Приехали в Гомель. Эшелон заехал очень далеко от вокзала, мучительная дорога ночью по путям, каждый раз приходится подлезать под вагоны, стукаюсь лбом, спотыкаюсь, чертов чемодан оказался необычайно тяжел. Наконец подходим к вокзалу. Он совершенно разрушен. Мы ахаем и охаем, разглядывая развалины. Проходящий железнодорожник утешил нас, сообщил, что вокзал разрушили еще до войны, чтобы построить больший и лучший.
Гомель нас встречает воздушной тревогой. Местные люди говорят, что тревогу принято здесь объявлять, когда нет немецких самолетов, а отбой дают, наоборот, в то время, когда начинается бомбежка.
Гомель! Какая печаль в этом тихом, зеленом городке, в этих милых скверах, в этих стариках, сидящих на скамейках, в милых, гуляющих по улицам девушках. Дети играют в песочке, приготовленном для тушения бомб. Как солнечная полянка, вот-вот огромная туча закроет солнце, буря подхватит песок и пыль, понесет, закрутит. Немцы отсюда в пятидесяти километрах.
Штаб Центрального фронта находится во дворце Паскевича, парк прекрасный, пруд, в нем лебеди, на аллеях, под огромными липами стоят бюсты великих людей. Всюду, в большом числе, нарыты щели. Нас принял начальник политуправления фронта бригадный комиссар Козлов. Приятный человек, большой ростом, спокойный. Беседовал с нами весьма обстоятельно, по-товарищески и вполне откровенно. Он сказал нам, что Военный Совет теперь обеспокоен известием, полученным вчера: немцы заняли Рославль и сконцентрировали там очень большие массы танков.

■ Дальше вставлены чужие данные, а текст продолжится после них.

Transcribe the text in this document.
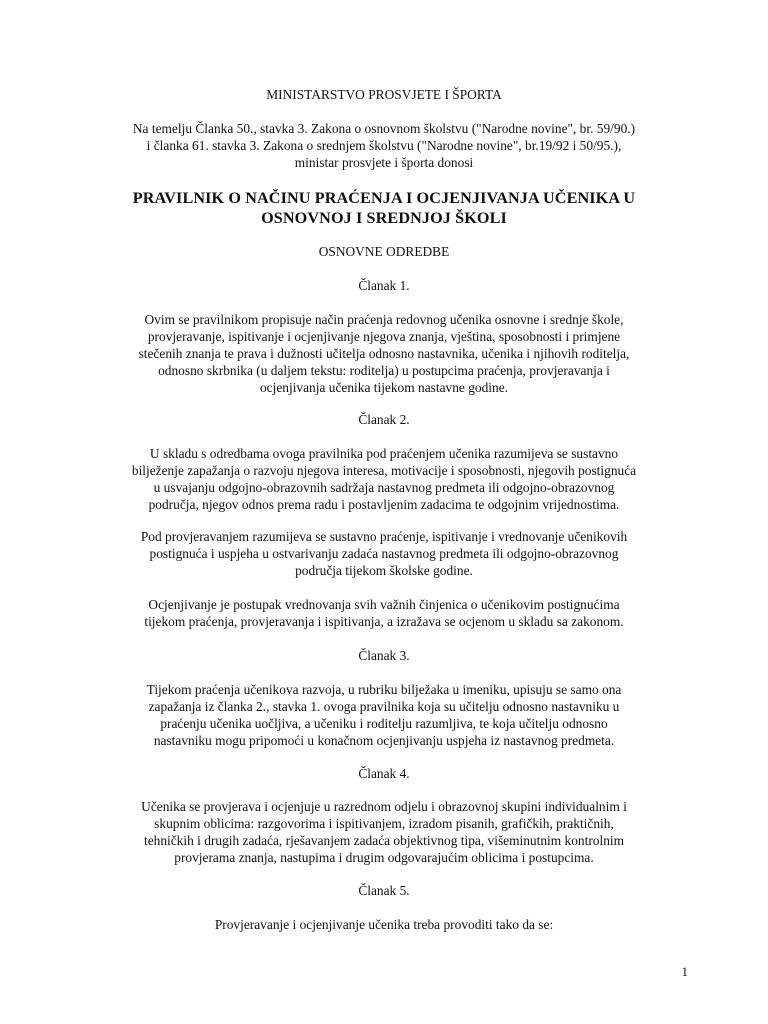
MINISTARSTVO PROSVJETE I ŠPORTA
Na temelju Članka 50., stavka 3. Zakona o osnovnom školstvu ("Narodne novine", br. 59/90.)
i članka 61. stavka 3. Zakona o srednjem školstvu ("Narodne novine", br.19/92 i 50/95.),
ministar prosvjete i športa donosi
PRAVILNIK O NAČINU PRAĆENJA I OCJENJIVANJA UČENIKA U
OSNOVNOJ I SREDNJOJ ŠKOLI
OSNOVNE ODREDBE
Članak 1.
Ovim se pravilnikom propisuje način praćenja redovnog učenika osnovne i srednje škole,
provjeravanje, ispitivanje i ocjenjivanje njegova znanja, vještina, sposobnosti i primjene
stečenih znanja te prava i dužnosti učitelja odnosno nastavnika, učenika i njihovih roditelja,
odnosno skrbnika (u daljem tekstu: roditelja) u postupcima praćenja, provjeravanja i
ocjenjivanja učenika tijekom nastavne godine.
Članak 2.
U skladu s odredbama ovoga pravilnika pod praćenjem učenika razumijeva se sustavno
bilježenje zapažanja o razvoju njegova interesa, motivacije i sposobnosti, njegovih postignuća
u usvajanju odgojno-obrazovnih sadržaja nastavnog predmeta ili odgojno-obrazovnog
područja, njegov odnos prema radu i postavljenim zadacima te odgojnim vrijednostima.
Pod provjeravanjem razumijeva se sustavno praćenje, ispitivanje i vrednovanje učenikovih
postignuća i uspjeha u ostvarivanju zadaća nastavnog predmeta ili odgojno-obrazovnog
područja tijekom školske godine.
Ocjenjivanje je postupak vrednovanja svih važnih činjenica o učenikovim postignućima
tijekom praćenja, provjeravanja i ispitivanja, a izražava se ocjenom u skladu sa zakonom.
Članak 3.
Tijekom praćenja učenikova razvoja, u rubriku bilježaka u imeniku, upisuju se samo ona
zapažanja iz članka 2., stavka 1. ovoga pravilnika koja su učitelju odnosno nastavniku u
praćenju učenika uočljiva, a učeniku i roditelju razumljiva, te koja učitelju odnosno
nastavniku mogu pripomoći u konačnom ocjenjivanju uspjeha iz nastavnog predmeta.
Članak 4.
Učenika se provjerava i ocjenjuje u razrednom odjelu i obrazovnoj skupini individualnim i
skupnim oblicima: razgovorima i ispitivanjem, izradom pisanih, grafičkih, praktičnih,
tehničkih i drugih zadaća, rješavanjem zadaća objektivnog tipa, višeminutnim kontrolnim
provjerama znanja, nastupima i drugim odgovarajućim oblicima i postupcima.
Članak 5.
Provjeravanje i ocjenjivanje učenika treba provoditi tako da se:
1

Командует ими Гудериан, автор книги "Внимание, танки!". Козлов разрешил нам ездить по частям фронта, о чем сделал соответствующую надпись на командировочном предписании. Знакомились с работниками Политуправления. Просматривали комплект фронтовой газеты. В передовой статье вычитал такую фразу: "Сильно потрепанный враг продолжал трусливо наступать".
Устроились на ночлег в редакции фронтовой газеты. Встретился с Гольцевым, он в этот момент облачался для поездки на фронт, говорил со мной весьма рассеянно и совершенно безразлично, даже о Москве не спросил. То ли его занимала целиком мысль о предстоящей поездке, то ли он испытывал ко мне отвращение ветерана к новичку. Его статейки не войдут в "золотой фонд" нашей литературы, просмотрел их во фронтовой газете - сплошная пустяковина, как говорят мои коллеги корреспонденты: "Иван Пупкин убил ложкой пять немцев".
Спим на полу, не снимая сапог, подложив под головы противогазы и полевые сумки. Спим мы в клубе "Коминтерн", в помещении библиотеки.
Пришли знакомиться с редактором - полковым комиссаром Н. Носовым. Заставил себя ждать добрых два часа, сидели в темном коридоре, а когда наконец предстали пред светлые очи и поговорили пяток минут, то я сообразил, что товарищ, мягко выражаясь, не совсем умен и что ждать с ним беседы не стоило и двух минут"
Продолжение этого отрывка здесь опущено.